What is judicial discretion and what is its purpose?

What is judicial discretion and what is its purpose?

Judicial discretion refers to a judge’s power to make a decision based on his or her individualized evaluation, guided by the principles of law. Judicial discretion gives courts immense power which is exercised when legislature allows for it.

Do judges have discretion Dworkin?

This doctrine asserts that in hard cases – cases in which it is unclear what the law requires – there is no legally required dispensation, so that judges are entitled to use discretion in making their decision.

What is strong discretion?

Dworkin defines a stronger concept of discretion as follows: someone has discretion in making a decision if he is not bound by standards set by an authority (Dworkin, Rights, 80-81). This is the kind of discretion with which Dworkin is concerned.

Why do we need judicial discretion?

In a functional sense, discretion is often used by both legislators and judges to achieve fairness in procedure as well as in outcome. It enables judges, who are best placed to consider the particular facts of any given case, to identify what fairness may require in the circumstances.

When can judicial discretion be used?

“Whatever the crime, judges always must retain discretion to ensure sentences are appropriate to the facts of a case. If judges make mistakes or are not applying accepted sentencing principles then their decisions can be appealed.

What is discretionary decision making?

Discretionary decision means a decision requiring the exercise of judgment, with or without deliberation, on the part of the decision-making authority in the process of approving or disapproving a particular activity, as distinguished from situations where the decision-making authority merely has to determine whether …

What is a hard case Dworkin?

4 A slightly different approach is taken by Dworkin, who, in reference to positivistivism, defines a “hard case”, as follows: when a certain case cannot be resolved by the use of an unequivocal legal rule, set out by the appropriate body prior to the event, ‘then the judge has, accordingly to that theory, a ‘discretion …

Is Dworkin a legal positivist?

Hart’s legal positivism has been summarized by the Stanford Encyclopedia of Philosophy: Dworkin, as positivism’s most significant critic, rejects the positivist theory on every conceivable level.

What is Hart’s rule of recognition?

According to hart, rule of recognition is the foundation of a legal system and it is accepted by both private persons and authoritative criteria for identifying the primary rules of obligations.

Is Hart a legal positivist?

Hart. Hart is clearly the leading contemporary le- gal positivist in Anglo-American jurisprudence. This status is acknowledged by both his critics and defenders alike. Yet it seems many neglect to look deeply enough at his view on morality and the law.

What are two major areas of judicial discretion?

Judicial discretion falls into two classes-reviewable and non-re- viewable.

What limits judicial discretion?

Structures that limit judicial discretion include statutory limits, mandatory sentences, presumptive sentencing, and sentencing guidelines.

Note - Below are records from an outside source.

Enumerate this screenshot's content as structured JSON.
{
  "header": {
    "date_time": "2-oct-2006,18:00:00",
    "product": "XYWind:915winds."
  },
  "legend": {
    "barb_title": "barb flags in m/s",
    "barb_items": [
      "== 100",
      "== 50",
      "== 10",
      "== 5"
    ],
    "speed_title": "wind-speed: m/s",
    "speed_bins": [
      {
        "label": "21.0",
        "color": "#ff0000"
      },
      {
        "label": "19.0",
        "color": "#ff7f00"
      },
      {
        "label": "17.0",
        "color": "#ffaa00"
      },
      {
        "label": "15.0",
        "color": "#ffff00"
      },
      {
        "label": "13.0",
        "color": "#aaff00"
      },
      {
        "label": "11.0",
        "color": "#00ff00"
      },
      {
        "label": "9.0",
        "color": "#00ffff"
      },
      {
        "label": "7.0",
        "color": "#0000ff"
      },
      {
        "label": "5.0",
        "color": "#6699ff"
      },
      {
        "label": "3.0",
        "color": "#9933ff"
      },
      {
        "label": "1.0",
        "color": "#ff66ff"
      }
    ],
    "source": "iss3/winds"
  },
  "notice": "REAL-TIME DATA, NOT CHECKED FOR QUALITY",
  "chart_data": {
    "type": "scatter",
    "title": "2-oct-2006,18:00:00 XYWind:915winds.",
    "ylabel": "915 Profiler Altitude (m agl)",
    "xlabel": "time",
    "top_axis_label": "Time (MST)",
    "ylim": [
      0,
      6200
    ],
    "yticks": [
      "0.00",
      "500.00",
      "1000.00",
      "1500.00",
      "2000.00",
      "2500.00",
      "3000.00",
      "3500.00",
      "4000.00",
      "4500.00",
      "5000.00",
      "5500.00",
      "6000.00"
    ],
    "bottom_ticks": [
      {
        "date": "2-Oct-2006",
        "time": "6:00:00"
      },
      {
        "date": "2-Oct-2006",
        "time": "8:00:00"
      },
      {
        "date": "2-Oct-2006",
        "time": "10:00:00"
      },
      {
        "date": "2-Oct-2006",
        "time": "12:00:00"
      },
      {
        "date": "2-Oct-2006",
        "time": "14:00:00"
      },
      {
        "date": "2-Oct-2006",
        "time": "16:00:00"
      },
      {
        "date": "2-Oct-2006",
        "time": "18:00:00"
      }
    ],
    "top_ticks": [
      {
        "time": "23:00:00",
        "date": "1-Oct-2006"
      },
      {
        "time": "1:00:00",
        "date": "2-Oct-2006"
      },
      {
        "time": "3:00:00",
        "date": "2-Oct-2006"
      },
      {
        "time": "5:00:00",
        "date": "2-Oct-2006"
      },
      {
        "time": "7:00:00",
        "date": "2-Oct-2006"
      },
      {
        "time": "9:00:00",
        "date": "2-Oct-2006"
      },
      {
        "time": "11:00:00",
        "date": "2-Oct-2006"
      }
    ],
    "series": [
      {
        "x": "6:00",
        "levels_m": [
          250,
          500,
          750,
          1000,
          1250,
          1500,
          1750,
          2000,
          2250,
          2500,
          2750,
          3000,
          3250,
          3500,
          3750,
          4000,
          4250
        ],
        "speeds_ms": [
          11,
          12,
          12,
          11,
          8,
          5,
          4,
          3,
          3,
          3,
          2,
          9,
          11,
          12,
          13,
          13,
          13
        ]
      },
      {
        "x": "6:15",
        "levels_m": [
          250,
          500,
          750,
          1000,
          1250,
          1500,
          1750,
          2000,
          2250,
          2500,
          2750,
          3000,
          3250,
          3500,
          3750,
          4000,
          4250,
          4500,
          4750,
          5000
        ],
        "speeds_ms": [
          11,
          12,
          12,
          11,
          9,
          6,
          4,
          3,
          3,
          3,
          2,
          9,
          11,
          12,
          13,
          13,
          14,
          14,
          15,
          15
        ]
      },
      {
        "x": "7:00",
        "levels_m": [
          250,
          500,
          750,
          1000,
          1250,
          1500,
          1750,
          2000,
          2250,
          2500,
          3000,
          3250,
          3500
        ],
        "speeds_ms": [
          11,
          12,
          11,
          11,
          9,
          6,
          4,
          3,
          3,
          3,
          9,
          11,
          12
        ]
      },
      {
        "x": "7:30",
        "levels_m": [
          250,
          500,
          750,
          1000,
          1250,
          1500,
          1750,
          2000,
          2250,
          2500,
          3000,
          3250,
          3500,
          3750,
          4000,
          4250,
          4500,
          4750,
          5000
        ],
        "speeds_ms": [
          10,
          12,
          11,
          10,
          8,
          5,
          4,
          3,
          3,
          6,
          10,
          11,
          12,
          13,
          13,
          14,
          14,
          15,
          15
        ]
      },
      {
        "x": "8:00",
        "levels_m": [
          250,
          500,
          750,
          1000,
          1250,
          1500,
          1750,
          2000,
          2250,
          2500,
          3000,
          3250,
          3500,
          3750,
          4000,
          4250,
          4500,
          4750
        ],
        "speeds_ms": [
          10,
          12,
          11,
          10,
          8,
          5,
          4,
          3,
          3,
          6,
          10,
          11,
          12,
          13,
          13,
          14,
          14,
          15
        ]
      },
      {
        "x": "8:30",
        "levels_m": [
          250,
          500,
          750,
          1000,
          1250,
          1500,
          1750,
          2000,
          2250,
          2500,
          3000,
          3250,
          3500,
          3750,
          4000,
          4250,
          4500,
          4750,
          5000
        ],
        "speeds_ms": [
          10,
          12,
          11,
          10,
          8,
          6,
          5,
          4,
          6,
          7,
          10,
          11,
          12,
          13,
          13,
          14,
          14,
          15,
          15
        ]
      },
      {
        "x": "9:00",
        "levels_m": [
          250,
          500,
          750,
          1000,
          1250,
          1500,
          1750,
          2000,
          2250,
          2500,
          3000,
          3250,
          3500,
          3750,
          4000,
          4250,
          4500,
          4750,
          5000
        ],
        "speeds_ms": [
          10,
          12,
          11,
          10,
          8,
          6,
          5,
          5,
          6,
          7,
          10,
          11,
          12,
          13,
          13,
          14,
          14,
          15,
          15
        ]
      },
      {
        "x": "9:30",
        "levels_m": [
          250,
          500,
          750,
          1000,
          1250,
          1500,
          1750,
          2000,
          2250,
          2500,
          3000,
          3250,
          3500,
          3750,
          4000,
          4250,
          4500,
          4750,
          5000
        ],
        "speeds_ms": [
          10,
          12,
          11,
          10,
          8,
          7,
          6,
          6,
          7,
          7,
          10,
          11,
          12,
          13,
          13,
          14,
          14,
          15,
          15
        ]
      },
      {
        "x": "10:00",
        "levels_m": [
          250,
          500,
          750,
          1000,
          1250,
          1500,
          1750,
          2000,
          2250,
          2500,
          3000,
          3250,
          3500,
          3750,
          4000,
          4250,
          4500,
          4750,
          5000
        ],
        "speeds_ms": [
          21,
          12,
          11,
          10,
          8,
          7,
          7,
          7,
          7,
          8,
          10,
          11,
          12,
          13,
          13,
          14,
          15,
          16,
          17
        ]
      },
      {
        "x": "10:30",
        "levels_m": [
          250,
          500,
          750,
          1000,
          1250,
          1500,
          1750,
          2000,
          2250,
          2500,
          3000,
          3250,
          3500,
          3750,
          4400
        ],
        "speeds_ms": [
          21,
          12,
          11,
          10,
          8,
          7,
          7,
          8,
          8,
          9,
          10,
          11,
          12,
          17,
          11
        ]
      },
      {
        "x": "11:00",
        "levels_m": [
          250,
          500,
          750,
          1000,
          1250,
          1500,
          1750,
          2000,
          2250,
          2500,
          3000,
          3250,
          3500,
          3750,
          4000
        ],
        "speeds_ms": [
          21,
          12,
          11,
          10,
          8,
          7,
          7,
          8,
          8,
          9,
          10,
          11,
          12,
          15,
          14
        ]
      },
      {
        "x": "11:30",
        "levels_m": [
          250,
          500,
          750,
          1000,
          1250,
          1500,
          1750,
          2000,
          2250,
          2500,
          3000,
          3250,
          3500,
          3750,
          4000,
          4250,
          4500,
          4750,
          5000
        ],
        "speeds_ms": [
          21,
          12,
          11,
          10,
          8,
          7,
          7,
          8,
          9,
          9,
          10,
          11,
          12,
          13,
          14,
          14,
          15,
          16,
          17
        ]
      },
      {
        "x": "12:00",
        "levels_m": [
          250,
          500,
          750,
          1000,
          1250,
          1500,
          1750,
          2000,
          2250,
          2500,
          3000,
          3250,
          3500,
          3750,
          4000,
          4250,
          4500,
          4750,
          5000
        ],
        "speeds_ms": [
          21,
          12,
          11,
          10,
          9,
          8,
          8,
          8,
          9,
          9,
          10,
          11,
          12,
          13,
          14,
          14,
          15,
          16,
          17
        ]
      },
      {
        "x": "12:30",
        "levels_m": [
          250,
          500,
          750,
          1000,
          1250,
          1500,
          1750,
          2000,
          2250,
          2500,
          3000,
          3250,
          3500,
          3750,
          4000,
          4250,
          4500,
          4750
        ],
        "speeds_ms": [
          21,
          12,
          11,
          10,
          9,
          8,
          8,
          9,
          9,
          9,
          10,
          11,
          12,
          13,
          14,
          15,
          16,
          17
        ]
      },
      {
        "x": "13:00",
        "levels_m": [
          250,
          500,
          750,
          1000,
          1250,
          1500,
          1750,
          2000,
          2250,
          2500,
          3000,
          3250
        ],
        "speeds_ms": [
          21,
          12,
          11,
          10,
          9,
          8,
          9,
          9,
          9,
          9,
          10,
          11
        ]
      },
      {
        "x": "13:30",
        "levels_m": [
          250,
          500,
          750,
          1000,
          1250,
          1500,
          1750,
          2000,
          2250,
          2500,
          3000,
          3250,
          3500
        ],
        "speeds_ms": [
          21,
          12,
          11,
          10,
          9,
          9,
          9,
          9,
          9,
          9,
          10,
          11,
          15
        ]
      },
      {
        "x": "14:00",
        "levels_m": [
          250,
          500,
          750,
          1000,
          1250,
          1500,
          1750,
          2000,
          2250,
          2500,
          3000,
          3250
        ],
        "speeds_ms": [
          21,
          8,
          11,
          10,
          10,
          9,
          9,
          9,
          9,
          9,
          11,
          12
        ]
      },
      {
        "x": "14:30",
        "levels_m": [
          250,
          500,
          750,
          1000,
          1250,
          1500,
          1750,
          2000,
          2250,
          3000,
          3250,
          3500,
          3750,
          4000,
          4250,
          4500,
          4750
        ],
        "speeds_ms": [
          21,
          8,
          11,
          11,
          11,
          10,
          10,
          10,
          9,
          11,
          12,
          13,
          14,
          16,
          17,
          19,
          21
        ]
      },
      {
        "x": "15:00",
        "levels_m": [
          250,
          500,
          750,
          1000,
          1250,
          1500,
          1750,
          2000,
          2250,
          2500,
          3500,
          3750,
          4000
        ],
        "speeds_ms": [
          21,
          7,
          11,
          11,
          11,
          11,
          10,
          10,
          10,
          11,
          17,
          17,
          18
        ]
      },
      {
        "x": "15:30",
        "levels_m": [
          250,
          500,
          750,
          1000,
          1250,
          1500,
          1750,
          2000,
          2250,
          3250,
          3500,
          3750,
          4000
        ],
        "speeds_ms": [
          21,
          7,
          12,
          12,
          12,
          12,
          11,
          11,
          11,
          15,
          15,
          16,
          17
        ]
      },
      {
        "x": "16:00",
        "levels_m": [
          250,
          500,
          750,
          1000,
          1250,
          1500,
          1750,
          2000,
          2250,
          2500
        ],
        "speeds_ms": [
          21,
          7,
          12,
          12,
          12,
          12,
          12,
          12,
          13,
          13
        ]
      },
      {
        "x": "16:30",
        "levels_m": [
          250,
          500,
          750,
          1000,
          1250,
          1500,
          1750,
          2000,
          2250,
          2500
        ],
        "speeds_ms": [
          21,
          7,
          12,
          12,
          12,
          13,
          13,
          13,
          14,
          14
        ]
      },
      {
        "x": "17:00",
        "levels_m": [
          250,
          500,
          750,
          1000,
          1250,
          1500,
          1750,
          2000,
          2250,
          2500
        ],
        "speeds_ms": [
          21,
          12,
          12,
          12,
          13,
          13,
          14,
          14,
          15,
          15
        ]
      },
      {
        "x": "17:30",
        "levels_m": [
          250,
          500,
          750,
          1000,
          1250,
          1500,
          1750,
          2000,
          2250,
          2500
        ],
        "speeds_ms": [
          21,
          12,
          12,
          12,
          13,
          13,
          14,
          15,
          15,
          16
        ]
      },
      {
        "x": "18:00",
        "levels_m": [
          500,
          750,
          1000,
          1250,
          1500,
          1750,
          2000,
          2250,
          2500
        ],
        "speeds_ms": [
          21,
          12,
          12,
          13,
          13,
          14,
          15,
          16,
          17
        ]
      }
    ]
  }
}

Sentencing guidelines can be applied in a way that makes judges accountable for individual sentence length decisions.

What did H.L.A.Hart say about judicial discretion?

H.L.A. Hart’s The Concept of Law (Hart 1994) contains many passages that have become iconic for legal theory. This essay focuses on Chapter 7, sections 1 and 2, and Hart’s comments about judicial discretion in the context of Ronald Dworkin’s well-known attack on the idea of judicial discretion in his essay “The Model of Rules.”

What is Hart’s view on judicial rule making?

Hart represents such rule-making as a balance of certainty and flexibility, and he is correct to do that. The second project is to argue that Dworkin’s attack on the positivist model of common-law judicial rule-making as an exercise of “strong discretion” fails.

What is the second project of judicial discretion?

The second project is to argue that Dworkin’s attack on the positivist model of common-law judicial rule-making as an exercise of “strong discretion” fails. The idea, central to the meaning of “strong discretion” that courts are not “not bound by standards set by the authority in question” cannot be established.

What does Hart’s theory of Dworkin law mean?

For Dworkin law consists not merely of rules (as Hart would have us believe) but also of what Dworkin calls ‘non-rule standards’. ‘Dworkin believes that when a court has to decide a hard case it will draw on these (moral or political) standards -principles and policies- in order to reach a decision.